August 2022 was flat versus July 2022 for U.S. container import volumes, notably not another record versus 2021, but still high. The U.S. economy remains relatively strong despite numerous pressures to slow it down. Overall, ports are continuing to process large volumes of containers. However, the major East and Gulf Coast ports are struggling to keep up with the volume as delays have not decreased and there are still many ships waiting at sea to berth. Combined with labor-related issues, this could continue to make managing supply chain performance more complex. This data reaffirms that it will be some time before the pressure on supply chains and logistics operations begins to lift. Descartes will continue to highlight key Descartes Datamyne, U.S. government and industry data in the coming months to provide insight into the global shipping crisis. We are staying the course with our current perspectives and recommendations:
Short-term:
- Monitor the impact of California law AB5 on owner-operators serving California ports for potential disruption or degradation of port container processing performance.
- Monitor ILWU contract negotiations for progress.
- Track the spread of COVID variants to determine when they will hit critical parts of the supply chain, especially in China and other countries with severe containment policies.
- Track ocean shipments as increasing port delays and number of ships waiting off ports makes managing supply chains more difficult.
- Watch port delays on the East and Gulf Coasts.
- Evaluate the impact of inflation and the Russia/Ukraine conflict on logistics costs and capacity constraints. Ensure that key trading partners are not on sanctions lists.
- Shipping capacity constrained? Rationalize SKUs to ship higher velocity and margin goods to maximize profitability.
- Focus on keeping the supply chain resources you have, especially drivers. The old adage “a bird in the hand is worth more than two in the bush” definitely applies here. Building trips to reduce stress and improve quality of life to retain drivers is now as or more important than wage increases.
Near-term:
- Reevaluate the flow of goods as major East and Gulf Coast ports are now experiencing greater delays and the Ports of Los Angeles and Long Beach are seeing significant reduction in wait times.

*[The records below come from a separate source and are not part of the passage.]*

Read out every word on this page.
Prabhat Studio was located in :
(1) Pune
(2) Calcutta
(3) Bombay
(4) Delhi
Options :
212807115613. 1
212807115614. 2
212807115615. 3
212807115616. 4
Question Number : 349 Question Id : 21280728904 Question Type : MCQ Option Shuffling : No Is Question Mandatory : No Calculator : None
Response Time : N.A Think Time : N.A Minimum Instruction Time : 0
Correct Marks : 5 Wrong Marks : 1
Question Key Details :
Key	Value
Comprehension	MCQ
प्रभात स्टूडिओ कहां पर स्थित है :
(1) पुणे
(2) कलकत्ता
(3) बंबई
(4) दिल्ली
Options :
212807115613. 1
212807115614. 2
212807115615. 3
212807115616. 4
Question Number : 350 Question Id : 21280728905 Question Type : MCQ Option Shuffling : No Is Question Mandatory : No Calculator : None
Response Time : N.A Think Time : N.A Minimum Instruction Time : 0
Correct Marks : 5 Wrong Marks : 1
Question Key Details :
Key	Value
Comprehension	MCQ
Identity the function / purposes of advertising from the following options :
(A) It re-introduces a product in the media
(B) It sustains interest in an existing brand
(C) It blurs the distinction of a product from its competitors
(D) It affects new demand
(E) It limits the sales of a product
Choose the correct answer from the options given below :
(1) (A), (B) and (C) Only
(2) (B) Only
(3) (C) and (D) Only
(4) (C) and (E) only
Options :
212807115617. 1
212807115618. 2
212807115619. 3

- Continue to look for less congested transportation lanes including smaller ports to improve supply chain velocity and reliability. Total transit time is important, but so is supply chain predictability. Evaluate alternative transportation lanes into the U.S., including entry through northern and southern borders and inland ports.
Long-term:
- Evaluate supplier and factory location density to mitigate reliance on over-taxed trade lanes and regions of the globe that are potentials for conflict. Density creates economy of scale but also risk, and the pandemic and subsequent logistics capacity crisis highlight the downside. Conflicts do not happen “overnight” so now is the time to address this potentially business disrupting issue.